Today I have a phone consult with Dr. C in Chicago, to see if I need to do more intralipids. My next scan is Wednesday.

Tuesday, April 12, 2011

Hurdles

Today I crossed hurdle #1, there was a hearbeat at 110bpm and measuring at 6w1d (right where I should be). OB and I discussed lovenox. He says it's probably overkill but given my history why not. I have a phone consult with Dr. C in Chicago next week and that will be discussed as well as what my blood results are and when is the next infusion. My next scan is in two weeks. I tried to get one next week, but my OB wouldn't budge. I don't get any stress relief from the scans, b/c I know it can all still go horribly wrong. I am trying so hard to keep my shit together, but I am teetering on the edge. So grateful that my baby is alive and trying to focus on that, but the dark clouds have a way of seeping in.

Tuesday, April 5, 2011

Waiting

Honestly I am trying hard to keep the train wreck in me from getting out. The infusion was easy and fast. I did faint as she put the IV in. I felt it coming, I think the anxiety got the best of me. However the nurse handled it like a champ and did not freak out keeping me calm and my mom calm as well. I finished the whole IV in less than 15 minutes and they kept me for monitoring for another 1/2 hour. So the whole thing was about 45 minutes.

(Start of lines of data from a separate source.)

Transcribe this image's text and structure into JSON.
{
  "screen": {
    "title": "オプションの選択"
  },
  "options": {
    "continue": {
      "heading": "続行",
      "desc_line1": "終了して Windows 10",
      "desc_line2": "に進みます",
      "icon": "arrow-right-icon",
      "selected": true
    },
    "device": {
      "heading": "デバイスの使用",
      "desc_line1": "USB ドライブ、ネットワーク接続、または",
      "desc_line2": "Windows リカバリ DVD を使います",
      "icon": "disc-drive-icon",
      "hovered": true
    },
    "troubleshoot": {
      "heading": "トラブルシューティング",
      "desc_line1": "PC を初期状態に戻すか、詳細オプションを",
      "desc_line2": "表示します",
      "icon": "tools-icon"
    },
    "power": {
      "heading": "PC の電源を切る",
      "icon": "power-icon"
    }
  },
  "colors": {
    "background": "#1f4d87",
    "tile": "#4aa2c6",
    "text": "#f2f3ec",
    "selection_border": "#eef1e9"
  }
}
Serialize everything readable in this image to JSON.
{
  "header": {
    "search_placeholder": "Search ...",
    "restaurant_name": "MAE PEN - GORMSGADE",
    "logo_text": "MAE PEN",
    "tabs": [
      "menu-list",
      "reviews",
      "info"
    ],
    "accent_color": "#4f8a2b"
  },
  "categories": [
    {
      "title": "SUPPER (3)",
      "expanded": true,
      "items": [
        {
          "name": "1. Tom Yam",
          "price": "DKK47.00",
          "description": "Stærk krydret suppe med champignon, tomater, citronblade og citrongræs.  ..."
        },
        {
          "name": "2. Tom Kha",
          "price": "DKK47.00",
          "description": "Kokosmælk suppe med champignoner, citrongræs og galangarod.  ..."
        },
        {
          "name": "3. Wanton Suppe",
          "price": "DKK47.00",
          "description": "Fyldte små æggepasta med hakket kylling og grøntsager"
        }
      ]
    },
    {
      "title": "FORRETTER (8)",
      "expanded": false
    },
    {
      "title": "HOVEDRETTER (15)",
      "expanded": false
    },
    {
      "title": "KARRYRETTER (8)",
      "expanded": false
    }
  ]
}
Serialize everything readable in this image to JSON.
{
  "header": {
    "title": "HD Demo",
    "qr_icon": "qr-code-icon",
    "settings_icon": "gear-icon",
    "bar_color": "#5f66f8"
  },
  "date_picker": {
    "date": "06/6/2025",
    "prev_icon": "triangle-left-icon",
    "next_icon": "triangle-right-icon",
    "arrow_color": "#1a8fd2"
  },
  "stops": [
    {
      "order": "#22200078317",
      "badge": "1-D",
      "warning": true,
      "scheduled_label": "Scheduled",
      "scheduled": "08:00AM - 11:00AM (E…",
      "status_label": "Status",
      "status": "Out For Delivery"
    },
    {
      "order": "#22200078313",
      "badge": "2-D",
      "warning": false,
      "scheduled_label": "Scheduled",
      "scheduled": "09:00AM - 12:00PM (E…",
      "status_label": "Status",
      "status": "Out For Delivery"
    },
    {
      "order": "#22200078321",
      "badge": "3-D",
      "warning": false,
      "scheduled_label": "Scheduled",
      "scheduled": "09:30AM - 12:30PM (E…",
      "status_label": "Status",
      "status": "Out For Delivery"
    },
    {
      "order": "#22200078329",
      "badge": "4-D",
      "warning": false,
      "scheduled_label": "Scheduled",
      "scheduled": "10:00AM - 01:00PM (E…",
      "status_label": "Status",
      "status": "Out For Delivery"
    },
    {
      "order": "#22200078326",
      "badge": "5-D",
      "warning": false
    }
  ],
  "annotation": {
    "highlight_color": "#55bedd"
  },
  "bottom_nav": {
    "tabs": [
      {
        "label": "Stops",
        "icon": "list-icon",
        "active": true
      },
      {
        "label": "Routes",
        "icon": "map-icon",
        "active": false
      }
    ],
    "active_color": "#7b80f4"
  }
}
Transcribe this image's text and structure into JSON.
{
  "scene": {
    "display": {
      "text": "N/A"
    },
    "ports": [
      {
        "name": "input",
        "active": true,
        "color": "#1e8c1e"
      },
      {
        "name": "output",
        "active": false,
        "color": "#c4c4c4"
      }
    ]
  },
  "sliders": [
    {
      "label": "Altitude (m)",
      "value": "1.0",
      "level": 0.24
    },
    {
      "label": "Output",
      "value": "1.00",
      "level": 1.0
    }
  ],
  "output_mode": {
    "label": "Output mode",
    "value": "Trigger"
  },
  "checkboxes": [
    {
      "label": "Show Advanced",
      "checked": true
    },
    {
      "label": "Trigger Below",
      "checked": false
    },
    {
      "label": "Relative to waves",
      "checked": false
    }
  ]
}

Itralipid infusion $650, blood tests $410, plane ticket $160, Hotel $164, parking $30, trains $20, **CARRYING THIS PREGNANCY TO TERM***PRICELESS
I have my first ultrasound on Tuesday April 12. So then we will know if this viable. I don't have any morning sickness. I wish so bad I did, but it is early. My only symptoms are sore BB's and constipation. I'm still taking my herbs, and going to acupuncture. I hate this part. One day at a time right?